Die Auflösung der Kategorie „Männlichkeit“ begann aus diesem Grund mit der Infragestellung ihrer Selbstverständlichkeit. Während die Geschichte der Frauen erst mühsam entdeckt werden musste, lag die Geschichte der Männer scheinbar offen zutage: seit jeher öffentlich sichtbar, in sozialen und politischen Repräsentationen immer schon manifest. In dem Maße, wie die verborgenen Geschichten, die verborgenen Text und die verborgenen Identitäten von Frauen zum Vorschein kamen, schien sich die Kategorie des „Mannes“ und der „Männlichkeit“ dabei nicht selten in einen monolithischen Block zu verwandeln, über den schon alles und schon viel zu viel gesagt worden ist [...].15

Obwohl die Essenz des Männlichen schon während der ersten Welle der Frauenbewegung, die sich von der Mitte des 19. Jahrhunderts bis zum Anfang des 20. Jahrhunderts erstreckte, in Frage gestellt wurde, schienen die Fundamente der Männlichkeit trotzdem lange unantastbar zu sein, als etwas, worüber schon alles gesagt wurde. Untersucht und erbaut wurde erst das

„zweite Geschlecht“, jenes, das jahrhundertelang – und zum Teil immer noch – in einer minderwertigen Position ausharrte. Im frühen 21. Jahrhundert etablierte sich dann die Männlichkeitsforschung, die mittlerweile ein gleichwertiger Teil der Forschung in vielen Feldern ist, sie beinhaltet jedoch noch viele offene Fragen.

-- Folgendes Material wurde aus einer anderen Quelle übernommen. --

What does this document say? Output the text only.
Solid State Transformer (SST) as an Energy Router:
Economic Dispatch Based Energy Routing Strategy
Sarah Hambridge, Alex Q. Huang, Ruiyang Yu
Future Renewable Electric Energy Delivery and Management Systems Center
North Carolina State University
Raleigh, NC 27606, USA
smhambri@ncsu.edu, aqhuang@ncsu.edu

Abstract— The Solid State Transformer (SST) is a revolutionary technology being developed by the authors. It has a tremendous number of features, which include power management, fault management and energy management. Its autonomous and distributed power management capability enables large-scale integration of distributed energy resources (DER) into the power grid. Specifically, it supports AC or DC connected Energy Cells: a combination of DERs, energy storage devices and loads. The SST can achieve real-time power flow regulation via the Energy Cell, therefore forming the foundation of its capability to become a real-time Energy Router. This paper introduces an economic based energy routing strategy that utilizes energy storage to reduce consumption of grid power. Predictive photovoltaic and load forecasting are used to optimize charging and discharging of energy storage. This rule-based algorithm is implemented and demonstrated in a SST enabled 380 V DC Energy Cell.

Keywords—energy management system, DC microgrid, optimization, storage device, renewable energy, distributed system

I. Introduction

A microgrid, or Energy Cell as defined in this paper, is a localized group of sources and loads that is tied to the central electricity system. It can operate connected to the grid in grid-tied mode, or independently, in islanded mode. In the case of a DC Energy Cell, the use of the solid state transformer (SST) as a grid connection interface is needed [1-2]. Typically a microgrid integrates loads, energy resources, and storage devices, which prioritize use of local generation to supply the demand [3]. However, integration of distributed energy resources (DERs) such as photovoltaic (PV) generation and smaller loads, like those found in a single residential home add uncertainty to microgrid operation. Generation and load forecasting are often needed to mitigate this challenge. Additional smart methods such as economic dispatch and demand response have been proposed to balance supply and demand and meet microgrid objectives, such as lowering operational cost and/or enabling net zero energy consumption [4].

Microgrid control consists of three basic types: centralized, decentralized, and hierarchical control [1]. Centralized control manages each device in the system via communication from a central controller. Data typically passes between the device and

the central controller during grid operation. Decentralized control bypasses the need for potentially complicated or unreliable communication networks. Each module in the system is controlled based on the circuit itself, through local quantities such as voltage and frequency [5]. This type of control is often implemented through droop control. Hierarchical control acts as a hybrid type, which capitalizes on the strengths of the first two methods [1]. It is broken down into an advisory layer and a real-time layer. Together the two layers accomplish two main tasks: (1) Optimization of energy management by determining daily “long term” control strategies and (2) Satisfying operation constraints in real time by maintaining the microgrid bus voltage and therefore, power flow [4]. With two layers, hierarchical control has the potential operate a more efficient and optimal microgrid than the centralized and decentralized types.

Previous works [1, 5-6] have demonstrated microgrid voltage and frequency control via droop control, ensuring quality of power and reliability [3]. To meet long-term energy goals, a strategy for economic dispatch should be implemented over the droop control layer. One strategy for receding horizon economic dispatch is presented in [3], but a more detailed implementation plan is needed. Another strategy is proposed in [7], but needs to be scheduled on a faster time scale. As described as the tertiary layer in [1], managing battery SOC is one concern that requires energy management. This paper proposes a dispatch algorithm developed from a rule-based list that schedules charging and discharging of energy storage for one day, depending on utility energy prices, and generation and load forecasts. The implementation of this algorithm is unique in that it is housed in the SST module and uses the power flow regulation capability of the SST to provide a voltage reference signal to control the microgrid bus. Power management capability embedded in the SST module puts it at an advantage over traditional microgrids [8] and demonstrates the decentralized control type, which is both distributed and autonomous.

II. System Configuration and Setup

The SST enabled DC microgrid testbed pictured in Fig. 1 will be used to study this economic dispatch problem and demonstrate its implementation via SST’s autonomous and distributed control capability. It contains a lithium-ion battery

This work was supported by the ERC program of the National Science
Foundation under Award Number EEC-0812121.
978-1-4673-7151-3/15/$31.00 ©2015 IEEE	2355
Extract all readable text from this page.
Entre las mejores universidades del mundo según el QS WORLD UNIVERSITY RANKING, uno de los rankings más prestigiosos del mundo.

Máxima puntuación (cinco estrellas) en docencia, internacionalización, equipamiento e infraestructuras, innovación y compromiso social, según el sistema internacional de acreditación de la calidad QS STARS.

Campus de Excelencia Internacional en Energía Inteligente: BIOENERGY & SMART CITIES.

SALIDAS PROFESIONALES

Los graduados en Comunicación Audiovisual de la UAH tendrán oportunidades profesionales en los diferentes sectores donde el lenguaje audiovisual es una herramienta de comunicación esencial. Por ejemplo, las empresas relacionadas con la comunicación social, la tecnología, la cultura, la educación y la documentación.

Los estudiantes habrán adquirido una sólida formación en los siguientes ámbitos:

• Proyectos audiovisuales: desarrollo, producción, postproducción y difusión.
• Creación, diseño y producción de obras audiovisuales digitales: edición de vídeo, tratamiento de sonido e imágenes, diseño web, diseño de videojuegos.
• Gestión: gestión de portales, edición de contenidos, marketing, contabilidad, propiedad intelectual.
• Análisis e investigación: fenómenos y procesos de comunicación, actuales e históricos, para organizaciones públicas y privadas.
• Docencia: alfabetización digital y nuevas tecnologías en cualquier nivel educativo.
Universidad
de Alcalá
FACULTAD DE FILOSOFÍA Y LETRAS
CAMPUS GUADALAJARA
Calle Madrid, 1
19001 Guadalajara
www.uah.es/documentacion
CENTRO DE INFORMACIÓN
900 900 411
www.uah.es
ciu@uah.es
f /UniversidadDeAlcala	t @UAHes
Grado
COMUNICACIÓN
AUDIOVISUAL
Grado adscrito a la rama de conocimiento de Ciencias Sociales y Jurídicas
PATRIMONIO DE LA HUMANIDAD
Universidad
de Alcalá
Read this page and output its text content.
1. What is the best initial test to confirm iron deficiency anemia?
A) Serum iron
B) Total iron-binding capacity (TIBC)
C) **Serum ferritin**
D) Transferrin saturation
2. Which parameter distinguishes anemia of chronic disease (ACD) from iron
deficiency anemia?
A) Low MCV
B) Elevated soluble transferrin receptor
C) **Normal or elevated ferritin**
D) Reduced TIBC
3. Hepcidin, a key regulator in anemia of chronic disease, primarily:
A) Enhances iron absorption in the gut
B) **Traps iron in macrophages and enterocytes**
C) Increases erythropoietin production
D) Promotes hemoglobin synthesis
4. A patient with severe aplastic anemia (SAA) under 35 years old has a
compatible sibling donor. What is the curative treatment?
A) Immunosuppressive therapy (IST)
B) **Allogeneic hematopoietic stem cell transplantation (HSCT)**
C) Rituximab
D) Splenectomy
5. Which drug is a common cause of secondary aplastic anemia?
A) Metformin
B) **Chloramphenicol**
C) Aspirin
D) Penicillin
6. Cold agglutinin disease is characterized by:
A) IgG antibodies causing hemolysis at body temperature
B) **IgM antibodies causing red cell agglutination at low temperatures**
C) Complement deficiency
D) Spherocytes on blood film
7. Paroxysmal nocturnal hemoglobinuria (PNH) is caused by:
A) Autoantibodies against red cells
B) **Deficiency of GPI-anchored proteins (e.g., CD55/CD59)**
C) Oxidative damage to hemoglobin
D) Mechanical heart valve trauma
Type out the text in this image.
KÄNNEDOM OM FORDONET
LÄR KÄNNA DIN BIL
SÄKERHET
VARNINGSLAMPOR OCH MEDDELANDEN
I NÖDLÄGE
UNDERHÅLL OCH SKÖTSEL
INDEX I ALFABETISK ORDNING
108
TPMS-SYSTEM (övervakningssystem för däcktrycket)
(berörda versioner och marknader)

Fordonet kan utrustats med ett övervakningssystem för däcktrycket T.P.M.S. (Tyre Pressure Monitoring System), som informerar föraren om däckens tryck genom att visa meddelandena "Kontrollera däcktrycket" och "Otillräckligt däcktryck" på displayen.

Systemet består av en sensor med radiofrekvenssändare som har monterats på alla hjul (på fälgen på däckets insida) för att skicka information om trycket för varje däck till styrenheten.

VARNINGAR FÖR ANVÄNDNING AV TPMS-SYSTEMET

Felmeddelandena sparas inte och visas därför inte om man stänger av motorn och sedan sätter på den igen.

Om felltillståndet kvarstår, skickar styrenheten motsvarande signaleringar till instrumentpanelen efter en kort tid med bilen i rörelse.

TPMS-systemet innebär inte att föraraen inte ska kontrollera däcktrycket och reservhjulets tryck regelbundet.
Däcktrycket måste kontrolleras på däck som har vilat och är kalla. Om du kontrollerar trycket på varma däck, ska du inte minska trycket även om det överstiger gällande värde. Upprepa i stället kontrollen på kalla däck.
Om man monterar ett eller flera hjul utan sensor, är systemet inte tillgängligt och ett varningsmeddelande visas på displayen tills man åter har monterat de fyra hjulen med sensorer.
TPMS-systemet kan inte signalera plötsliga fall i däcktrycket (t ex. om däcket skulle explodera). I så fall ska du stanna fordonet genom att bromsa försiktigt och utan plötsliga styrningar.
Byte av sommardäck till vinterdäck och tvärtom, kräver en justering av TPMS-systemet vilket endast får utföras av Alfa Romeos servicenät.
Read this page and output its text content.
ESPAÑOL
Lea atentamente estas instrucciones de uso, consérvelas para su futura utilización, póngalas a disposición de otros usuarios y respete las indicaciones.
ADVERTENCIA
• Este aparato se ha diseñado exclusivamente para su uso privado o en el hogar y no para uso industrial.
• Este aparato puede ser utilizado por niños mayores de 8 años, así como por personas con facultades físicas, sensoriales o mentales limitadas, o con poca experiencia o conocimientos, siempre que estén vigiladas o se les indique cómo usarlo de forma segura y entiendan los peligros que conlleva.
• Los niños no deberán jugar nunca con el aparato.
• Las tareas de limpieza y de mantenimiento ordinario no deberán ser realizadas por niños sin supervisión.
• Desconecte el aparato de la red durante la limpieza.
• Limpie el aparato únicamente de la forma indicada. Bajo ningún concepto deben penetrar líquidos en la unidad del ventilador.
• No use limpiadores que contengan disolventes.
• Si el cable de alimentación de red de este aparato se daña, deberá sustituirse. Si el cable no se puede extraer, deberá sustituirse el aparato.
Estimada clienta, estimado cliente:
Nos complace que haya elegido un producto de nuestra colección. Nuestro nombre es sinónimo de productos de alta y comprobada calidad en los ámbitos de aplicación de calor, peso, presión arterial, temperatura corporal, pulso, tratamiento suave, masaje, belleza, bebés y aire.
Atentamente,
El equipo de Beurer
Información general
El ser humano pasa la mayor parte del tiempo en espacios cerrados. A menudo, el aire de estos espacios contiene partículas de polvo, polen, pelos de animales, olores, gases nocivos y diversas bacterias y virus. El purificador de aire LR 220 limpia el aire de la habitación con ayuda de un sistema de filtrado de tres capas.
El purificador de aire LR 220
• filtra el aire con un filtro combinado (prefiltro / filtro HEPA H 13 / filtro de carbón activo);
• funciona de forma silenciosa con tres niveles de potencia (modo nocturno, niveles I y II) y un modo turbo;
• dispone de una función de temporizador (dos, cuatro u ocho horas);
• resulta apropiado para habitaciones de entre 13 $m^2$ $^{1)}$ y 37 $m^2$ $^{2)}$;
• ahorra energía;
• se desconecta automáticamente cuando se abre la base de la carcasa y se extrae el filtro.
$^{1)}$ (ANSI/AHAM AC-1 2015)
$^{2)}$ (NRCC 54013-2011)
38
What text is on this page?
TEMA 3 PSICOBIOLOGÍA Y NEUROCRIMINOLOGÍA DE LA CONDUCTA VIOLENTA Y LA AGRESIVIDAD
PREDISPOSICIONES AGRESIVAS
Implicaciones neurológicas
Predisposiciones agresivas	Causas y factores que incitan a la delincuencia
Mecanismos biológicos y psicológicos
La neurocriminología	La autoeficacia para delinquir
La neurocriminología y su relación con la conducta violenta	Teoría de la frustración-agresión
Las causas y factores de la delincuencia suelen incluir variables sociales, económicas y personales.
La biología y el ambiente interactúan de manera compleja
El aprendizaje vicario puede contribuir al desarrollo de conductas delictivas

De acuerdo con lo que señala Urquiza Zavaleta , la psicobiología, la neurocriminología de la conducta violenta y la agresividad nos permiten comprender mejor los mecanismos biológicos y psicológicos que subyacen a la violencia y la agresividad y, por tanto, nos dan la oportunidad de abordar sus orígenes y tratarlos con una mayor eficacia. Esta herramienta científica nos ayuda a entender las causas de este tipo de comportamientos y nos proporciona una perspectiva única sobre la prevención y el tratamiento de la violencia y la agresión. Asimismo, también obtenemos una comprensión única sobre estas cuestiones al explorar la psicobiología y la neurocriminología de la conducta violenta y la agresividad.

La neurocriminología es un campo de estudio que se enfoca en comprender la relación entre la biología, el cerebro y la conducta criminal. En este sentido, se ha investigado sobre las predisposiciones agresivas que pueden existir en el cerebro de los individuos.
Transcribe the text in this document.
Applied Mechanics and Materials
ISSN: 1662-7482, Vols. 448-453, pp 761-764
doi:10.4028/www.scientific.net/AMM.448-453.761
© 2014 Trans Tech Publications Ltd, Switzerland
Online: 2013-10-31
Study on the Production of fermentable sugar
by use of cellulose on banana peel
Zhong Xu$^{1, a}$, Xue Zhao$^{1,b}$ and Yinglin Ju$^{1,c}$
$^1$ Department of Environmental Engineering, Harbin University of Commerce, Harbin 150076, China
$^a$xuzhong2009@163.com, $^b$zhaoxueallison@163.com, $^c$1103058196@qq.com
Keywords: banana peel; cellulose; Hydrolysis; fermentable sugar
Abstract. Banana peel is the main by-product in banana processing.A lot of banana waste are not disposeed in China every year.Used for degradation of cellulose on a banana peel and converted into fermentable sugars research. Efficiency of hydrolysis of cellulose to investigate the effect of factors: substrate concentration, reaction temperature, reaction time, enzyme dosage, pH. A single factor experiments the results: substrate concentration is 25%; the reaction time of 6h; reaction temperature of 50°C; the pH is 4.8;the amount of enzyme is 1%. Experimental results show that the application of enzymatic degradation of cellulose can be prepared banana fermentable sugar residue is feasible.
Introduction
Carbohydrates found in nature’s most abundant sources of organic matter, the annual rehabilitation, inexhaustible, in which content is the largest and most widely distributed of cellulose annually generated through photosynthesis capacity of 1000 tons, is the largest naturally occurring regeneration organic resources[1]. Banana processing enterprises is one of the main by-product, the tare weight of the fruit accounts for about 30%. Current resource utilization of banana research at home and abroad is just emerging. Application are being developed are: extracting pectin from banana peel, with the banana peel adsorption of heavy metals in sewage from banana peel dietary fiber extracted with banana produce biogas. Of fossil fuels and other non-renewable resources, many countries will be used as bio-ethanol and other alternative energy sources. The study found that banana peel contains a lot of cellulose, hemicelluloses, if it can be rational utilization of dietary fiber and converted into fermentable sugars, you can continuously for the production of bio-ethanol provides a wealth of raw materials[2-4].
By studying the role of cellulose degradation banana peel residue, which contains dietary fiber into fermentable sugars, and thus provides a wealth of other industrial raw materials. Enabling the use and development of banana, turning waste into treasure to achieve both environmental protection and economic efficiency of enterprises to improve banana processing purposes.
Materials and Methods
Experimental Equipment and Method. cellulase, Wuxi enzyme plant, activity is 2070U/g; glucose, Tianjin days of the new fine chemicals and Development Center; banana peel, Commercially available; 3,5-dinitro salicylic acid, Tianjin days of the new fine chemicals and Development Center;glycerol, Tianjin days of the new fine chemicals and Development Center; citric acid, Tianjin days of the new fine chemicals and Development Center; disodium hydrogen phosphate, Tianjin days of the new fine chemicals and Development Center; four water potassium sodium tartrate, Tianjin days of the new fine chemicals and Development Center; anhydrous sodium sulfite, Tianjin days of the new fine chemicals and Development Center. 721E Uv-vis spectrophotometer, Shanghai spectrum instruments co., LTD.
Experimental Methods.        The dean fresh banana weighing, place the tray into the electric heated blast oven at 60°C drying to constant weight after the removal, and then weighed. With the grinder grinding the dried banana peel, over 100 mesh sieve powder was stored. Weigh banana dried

In der aktuellen Forschung aus unterschiedlichen Disziplinen zeichnet sich demzufolge ein neuer und offener, ein beweglich und vielfältig gewordener Begriff von Männlichkeit ab, der die Pluralität historischer, geographischer und sozialer Männlichkeiten aufnimmt, ohne die Gemeinsamkeit der mit dieser Kategorie erfassten Merkmale preiszugeben. Zu den künftigen Aufgaben der historischen, soziologischen und kulturwissenschaftlichen Männlichkeitsforschung dürfte es deshalb gehören, die jeweils divergenten Männlichkeiten in nationalen, europäischen und globalen Kontext in vergleichender Perspektive zu untersuchen um dabei zugleich die künftigen Verwendungsweisen eines nach wie vor gemeinsamen Begriffs von Männlichkeit zu erproben.16

Nach amerikanischem Vorbild werden auch in Deutschland zahlreiche Studien durchgeführt, welche die Geschichte der Männlichkeit erforschen und dabei alle Aspekte von Sexualität, Öffentlichkeit, Privatheit bis zu historischen Befunden und Inszenierungen berücksichtigen.

15 Walter Erhart (2006): Männlichkeitsforschung und das neue Unbehagen der Gender Studies. In: Sabine Lucia Müller/ Sabine Schülting (Hrsg.): Geschlechter-Revisionen. Königstein/Taunus: Helmer, S. 83.

16 Walter Erhart (2015): Deutschsprachige Männlichkeitsforschung. In: Stefan Horlacher/Bettina Jansen/Wieland Schwanebeck (Hrsg.): Männlichkeit. Stuttgart: Metzler, S. 21.